AutoRT: Embodied Foundation Models for Large Scale Orchestration of Robotic Agents (2401.12963v2)

Abstract: Foundation models that incorporate language, vision, and more recently actions have revolutionized the ability to harness internet scale data to reason about useful tasks. However, one of the key challenges of training embodied foundation models is the lack of data grounded in the physical world. In this paper, we propose AutoRT, a system that leverages existing foundation models to scale up the deployment of operational robots in completely unseen scenarios with minimal human supervision. AutoRT leverages vision-LLMs (VLMs) for scene understanding and grounding, and further uses LLMs for proposing diverse and novel instructions to be performed by a fleet of robots. Guiding data collection by tapping into the knowledge of foundation models enables AutoRT to effectively reason about autonomy tradeoffs and safety while significantly scaling up data collection for robot learning. We demonstrate AutoRT proposing instructions to over 20 robots across multiple buildings and collecting 77k real robot episodes via both teleoperation and autonomous robot policies. We experimentally show that such "in-the-wild" data collected by AutoRT is significantly more diverse, and that AutoRT's use of LLMs allows for instruction following data collection robots that can align to human preferences.

• The paper presents AutoRT, a novel system leveraging LLMs to manage robotic fleets for autonomous, diverse in-the-wild data acquisition.
• It integrates open vocabulary object detectors, LLM-based task suggestion, and a Robot Constitution that governs safe robot operations.
• The system allows one human to supervise up to five robots, significantly boosting data diversity and deployment scalability.

Introduction

Autonomous robotics research is on a progressive path towards creating robotic agents that function without human intervention for a broad range of tasks. Despite the strides accomplished with robotic learning methods and the integration of advanced LLMs and VLMs, an autonomous system's capability to infer and perform open-ended tasks in various environments remains a significant hurdle. The crux of this challenge is data scarcity; operating in the physical world requires extensive real-world data experiences that surpass what is captured in controlled lab environments. The paper at hand introduces AutoRT, crafted to surmount this obstacle, aiming to autonomously orchestrate a fleet of robots for large-scale data acquisition.

Related Work

AutoRT builds upon prior work in autonomous data collection and the latest breakthroughs in language and vision models. Traditionally, autonomous data collection involved lab-bounded tasks, but more varied and less structured environments are now being considered. Teleoperated data collection remains valuable due to its diverse nature but is constrained by human resource limitations, setting the stage for a hybrid approach. Incorporating LLMs in agent behavior has been explored in other contexts, with this research being a direct progressive step that allows LLM-driven robots to execute auto-proposed goals in the real world.

Problem Statement

The work delineates the premise of a system designed for vast "in-the-wild" robotic data collection. With multiple robots navigating divergent environments, the aim is to produce a diverse and operationally efficient data accumulation mechanism. Addressing the constraints imposed by limited human supervision, each robot needs to be equipped to interpret its surrounding state and execute tasks through a spectrum of policies varying from full autonomy to teleoperation, ensuring wide-ranging data collection while managing tradeoffs between independence and safety.
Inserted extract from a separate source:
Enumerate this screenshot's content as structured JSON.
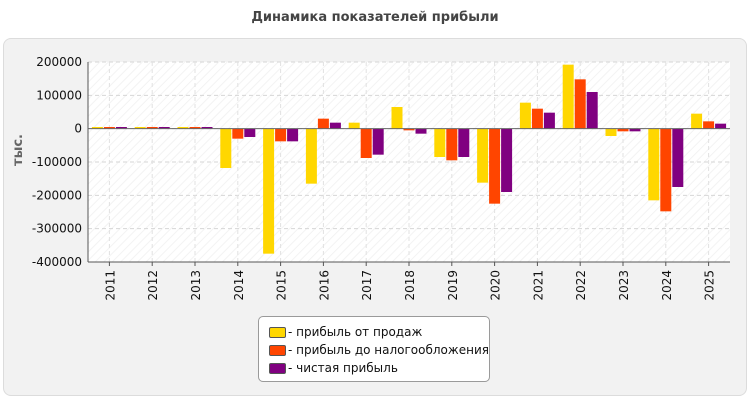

AutoRT: Exploring and Executing in the Wild

AutoRT is a complex system utilizing a foundational model to choreograph robots by integrating user directives with environmental observables, generating tasks, and then carrying out the assigned tasks. Core components include an open vocabulary object detector for scene comprehension, LLMs used for task suggestion in line with high-level goals, and execution modalities determined by LLMs as well. A standout feature is the Robot Constitution – a set of operational guideposts – that enables the robots to interpret foundational rules, safety measures, and embodiment limitations in their task handling. Extensive experimentation validates that AutoRT collected data is vastly more diverse and the system's ability to align robot actions with human preferences. The system demonstrated allows a single human to supervise up to five robots, significantly amplifying deployment capabilities and diversity of autonomously collected data.

Conclusion and Future Work

The presented AutoRT system exemplifies an innovative move towards autonomous, large-scale, and "in-the-wild" data acquisition by robotic systems. The orchestrated approach has yielded a substantial corpus of diverse, real-world robotic interactions. Despite its proven efficacy, AutoRT is not without its limitations, primarily rooted in the complexity of real-world interactions, diversity of data, and the necessity of human oversight. Going forward, integrating robotic data collection more tightly with policy improvement and addressing the system's ability to handle "sparse" data represent pivotal areas for further research. The paper suggests fascinating future inquiries into how robots autonomously interface with our environment and points towards a future where robotic data collection could parallel the extensive scope of foundation models.